You don't have to solve the halting problem every time it presents itself. Otherwise, things like Valgrind and fuzzing wouldn't be valid at all. You just have to improve your odds.
EDIT: An important note to newbs: The Halting Problem is correct. However, a problem which maps to the halting problem can still be solved often enough in practice to make it worthwhile. In fact, entire industries have been born of heuristic solutions to such problems.
Note that I was responding to post mentioning 'provably correct code' which is very different opportunistic efforts to improve code.
Valgrind and fuzzing are useful tools, but there is no general method. Being semi-decidable, with enumerable inputs. This means that fuzzing can be useful both with random walks and constrained random walks. But it doesn't come close to generating 'provably correct code'.
The 'Post correspondence problem' is maybe an easier way to see how this applies at the compiler level.
But tools that help are opportunistic, but that doesn't change the undecidability of generalizations.
While crossing domains, but because it is commonly used, considering the VC dimensionality of the problem also helps, or pure math problems like the Collatz conjecture that generalize to the same halting problem.
Generating 'provably correct code' in the general case is simply not possible without major advances in math. There is room to improve with many paths to do so, just not going down this particular path.
Note that I was responding to post mentioning 'provably correct code' which is very different opportunistic efforts to improve code.

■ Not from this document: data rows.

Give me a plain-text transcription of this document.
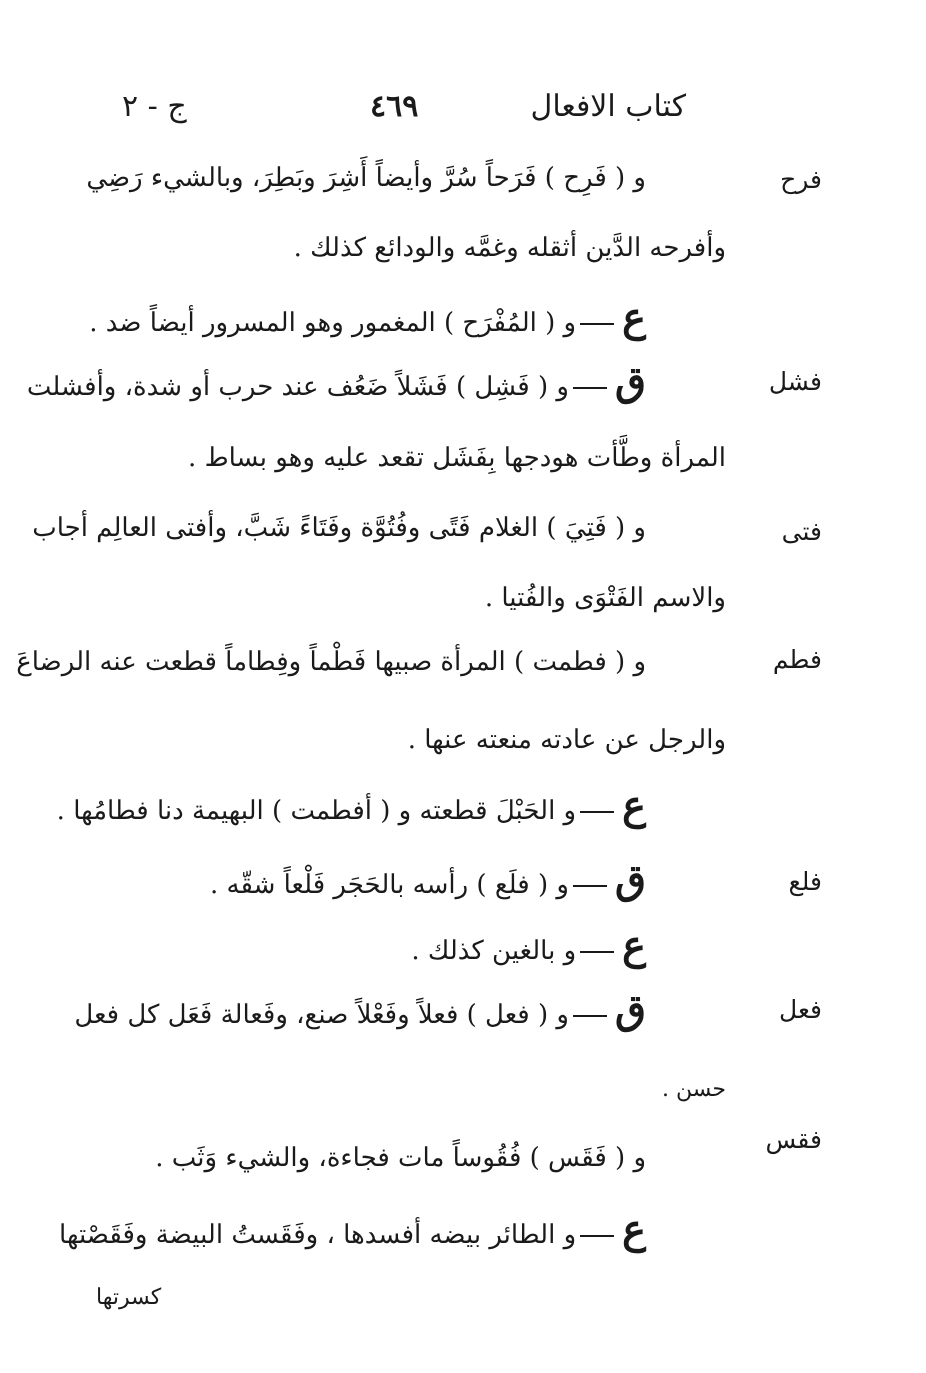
كتاب الافعال
٤٦٩
ج - ٢
فرح
و ( فَرِح ) فَرَحاً سُرَّ وأيضاً أَشِرَ وبَطِرَ، وبالشيء رَضِي
وأفرحه الدَّين أثقله وغمَّه والودائع كذلك .
عو ( المُفْرَح ) المغمور وهو المسرور أيضاً ضد .
فشل
قو ( فَشِل ) فَشَلاً ضَعُف عند حرب أو شدة، وأفشلت
المرأة وطَّأت هودجها بِفَشَل تقعد عليه وهو بساط .
فتى
و ( فَتِيَ ) الغلام فَتًى وفُتُوَّة وفَتَاءً شَبَّ، وأفتى العالِم أجاب
والاسم الفَتْوَى والفُتيا .
فطم
و ( فطمت ) المرأة صبيها فَطْماً وفِطاماً قطعت عنه الرضاعَ
والرجل عن عادته منعته عنها .
عو الحَبْلَ قطعته و ( أفطمت ) البهيمة دنا فطامُها .
فلع
قو ( فلَع ) رأسه بالحَجَر فَلْعاً شقّه .
عو بالغين كذلك .
فعل
قو ( فعل ) فعلاً وفَعْلاً صنع، وفَعالة فَعَل كل فعل
حسن .
فقس
و ( فَقَس ) فُقُوساً مات فجاءة، والشيء وَثَب .
عو الطائر بيضه أفسدها ، وفَقَستُ البيضة وفَقَصْتها
كسرتها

Note that parsing a context free grammar maps to a stack machine. The Halting Problem uses a Turing Machine. I don't think it applies! (But if you do still want to show off your knowledge, please elucidate. I've forgotten about half of the automata theory I covered as an undergrad and in grad school.) For parsing tasks corresponding to computational models which are less complex, like regular expressions, the problem is well under the threshold of "semi-decidable, with enumerable inputs" in your words.

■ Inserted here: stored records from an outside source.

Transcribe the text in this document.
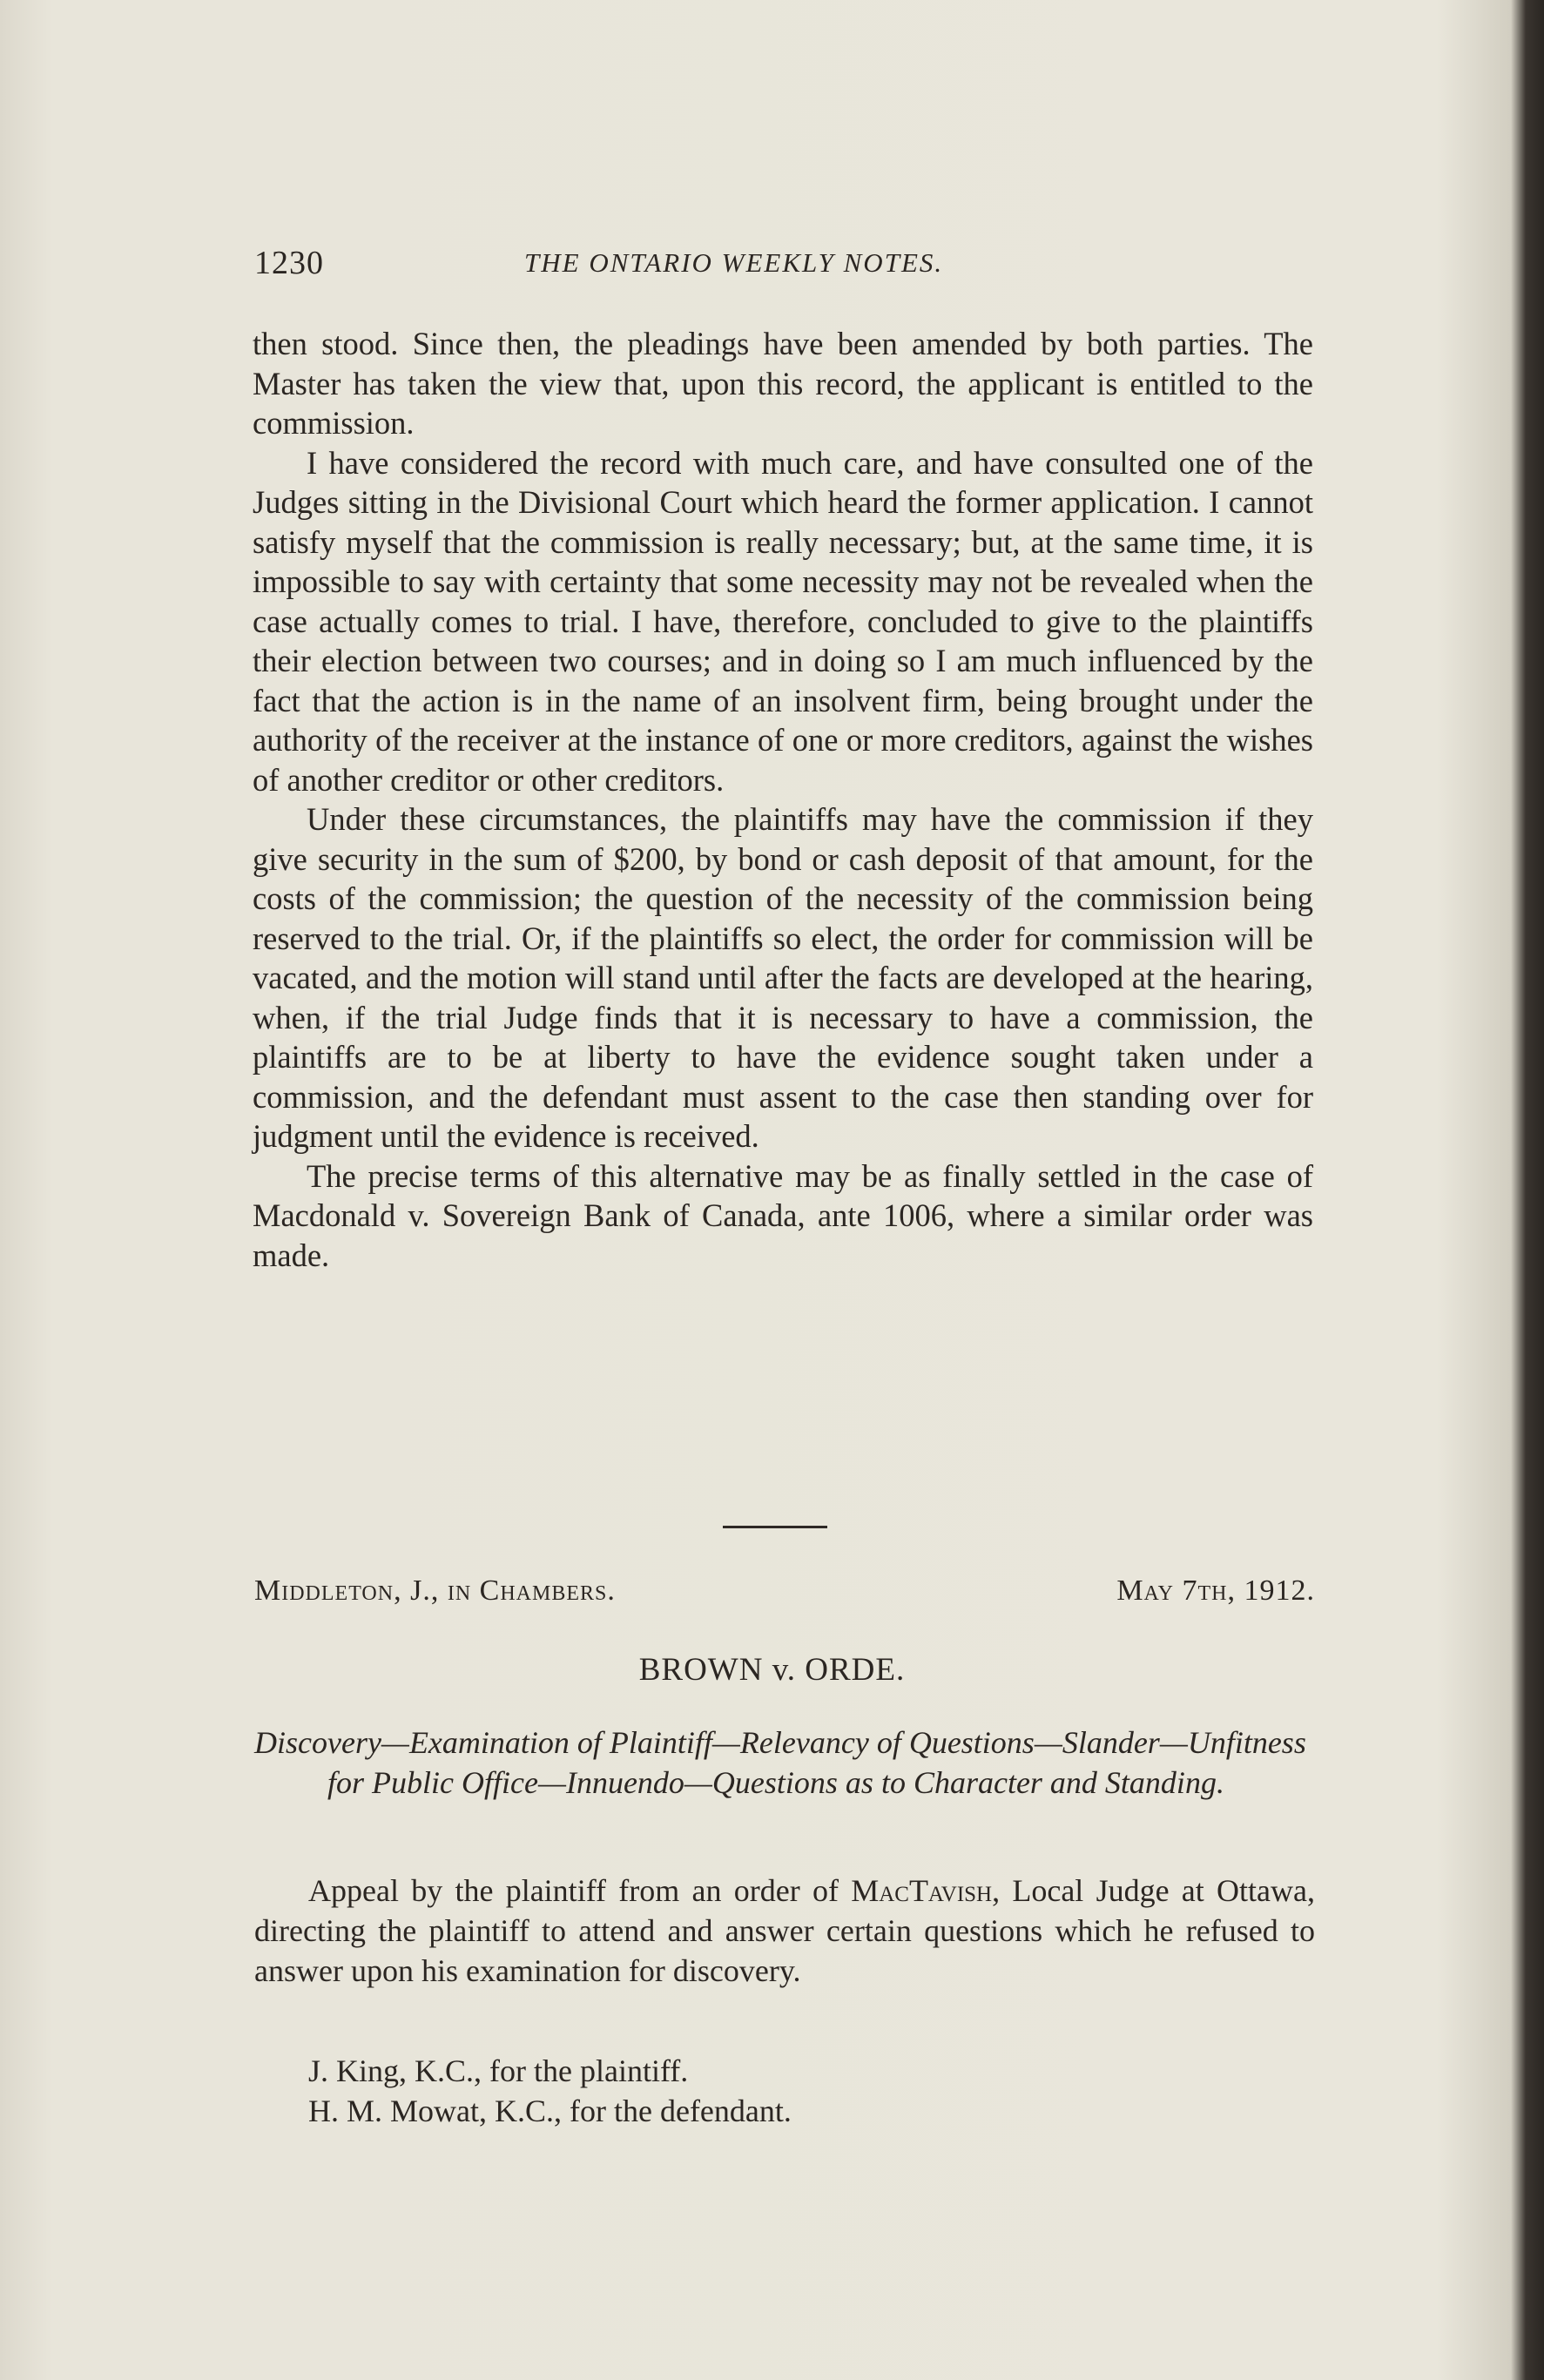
1230	THE ONTARIO WEEKLY NOTES.

then stood. Since then, the pleadings have been amended by both parties. The Master has taken the view that, upon this record, the applicant is entitled to the commission.

I have considered the record with much care, and have consulted one of the Judges sitting in the Divisional Court which heard the former application. I cannot satisfy myself that the commission is really necessary; but, at the same time, it is impossible to say with certainty that some necessity may not be revealed when the case actually comes to trial. I have, therefore, concluded to give to the plaintiffs their election between two courses; and in doing so I am much influenced by the fact that the action is in the name of an insolvent firm, being brought under the authority of the receiver at the instance of one or more creditors, against the wishes of another creditor or other creditors.

Under these circumstances, the plaintiffs may have the commission if they give security in the sum of $200, by bond or cash deposit of that amount, for the costs of the commission; the question of the necessity of the commission being reserved to the trial. Or, if the plaintiffs so elect, the order for commission will be vacated, and the motion will stand until after the facts are developed at the hearing, when, if the trial Judge finds that it is necessary to have a commission, the plaintiffs are to be at liberty to have the evidence sought taken under a commission, and the defendant must assent to the case then standing over for judgment until the evidence is received.

The precise terms of this alternative may be as finally settled in the case of Macdonald v. Sovereign Bank of Canada, ante 1006, where a similar order was made.

Middleton, J., in Chambers.	May 7th, 1912.
BROWN v. ORDE.
Discovery—Examination of Plaintiff—Relevancy of Questions—Slander—Unfitness for Public Office—Innuendo—Questions as to Character and Standing.
Appeal by the plaintiff from an order of MacTavish, Local Judge at Ottawa, directing the plaintiff to attend and answer certain questions which he refused to answer upon his examination for discovery.
J. King, K.C., for the plaintiff.
H. M. Mowat, K.C., for the defendant.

Generating 'provably correct code' in the general case is simply not possible without major advances in math.
Note that I was responding specifically to the problem domain of parsing and compiler compilers, and that most parsing problems involve models of computation which are akin to a stack machine or less powerful.

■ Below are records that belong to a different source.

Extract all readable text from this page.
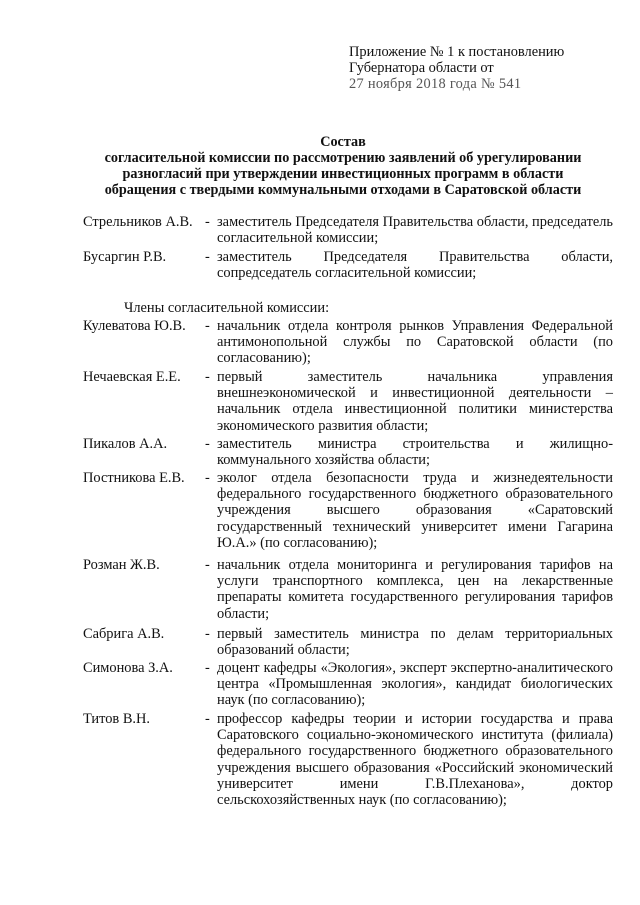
Приложение № 1 к постановлению
Губернатора области от
27 ноября 2018 года № 541
Состав
согласительной комиссии по рассмотрению заявлений об урегулировании
разногласий при утверждении инвестиционных программ в области
обращения с твердыми коммунальными отходами в Саратовской области
Стрельников А.В. - заместитель Председателя Правительства области, председатель согласительной комиссии;
Бусаргин Р.В.	- заместитель Председателя Правительства области, сопредседатель согласительной комиссии;
Члены согласительной комиссии:
Кулеватова Ю.В.	- начальник отдела контроля рынков Управления Федеральной антимонопольной службы по Саратовской области (по согласованию);
Нечаевская Е.Е.	- первый заместитель начальника управления внешнеэкономической и инвестиционной деятельности – начальник отдела инвестиционной политики министерства экономического развития области;
Пикалов А.А.	- заместитель министра строительства и жилищно-коммунального хозяйства области;
Постникова Е.В.	- эколог отдела безопасности труда и жизнедеятельности федерального государственного бюджетного образовательного учреждения высшего образования «Саратовский государственный технический университет имени Гагарина Ю.А.» (по согласованию);
Розман Ж.В.	- начальник отдела мониторинга и регулирования тарифов на услуги транспортного комплекса, цен на лекарственные препараты комитета государственного регулирования тарифов области;
Сабрига А.В.	- первый заместитель министра по делам территориальных образований области;
Симонова З.А.	- доцент кафедры «Экология», эксперт экспертно-аналитического центра «Промышленная экология», кандидат биологических наук (по согласованию);
Титов В.Н.	- профессор кафедры теории и истории государства и права Саратовского социально-экономического института (филиала) федерального государственного бюджетного образовательного учреждения высшего образования «Российский экономический университет имени Г.В.Плеханова», доктор сельскохозяйственных наук (по согласованию);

People generally throwing out The Halting Problem as an objection without carefully considering the particulars/context is one of my chief pet peeves.
The Halting Problem is typically used because it was one of the first proven as undecidable, same reason in P vs. NP questions often use SAT.
C++ templates, Haskel templates, Lisp macros, etc... are all examples of metaprogramming facilities that would be considered TC, and thus subject to Rice's Theorem (To avoid HP).
But last I saw the code that was generated was the problem, not the primitives. As the languages are TC, a parser not being so doesn't remove the issue with this CVE.
But last I saw the code that was generated was the problem, not the primitives.
Good! So, if what we want the compiler compiler to do is, say, just to produce an output isomorphic to the input, then this also reduces the complexity of what we're asking to do. I think this falls well inside what we could automate with some kind of guarantee of correctness.
A good mental habit for programmers is to constantly ask, "Can the stated problem be reduced in scope, such that we satisfy the goal?"
EDIT: An important note to newbs: The Halting Problem is correct. However, a problem which maps to the halting problem can still be solved often enough in practice to make it worthwhile. In fact, entire industries have been born of heuristic solutions to such problems.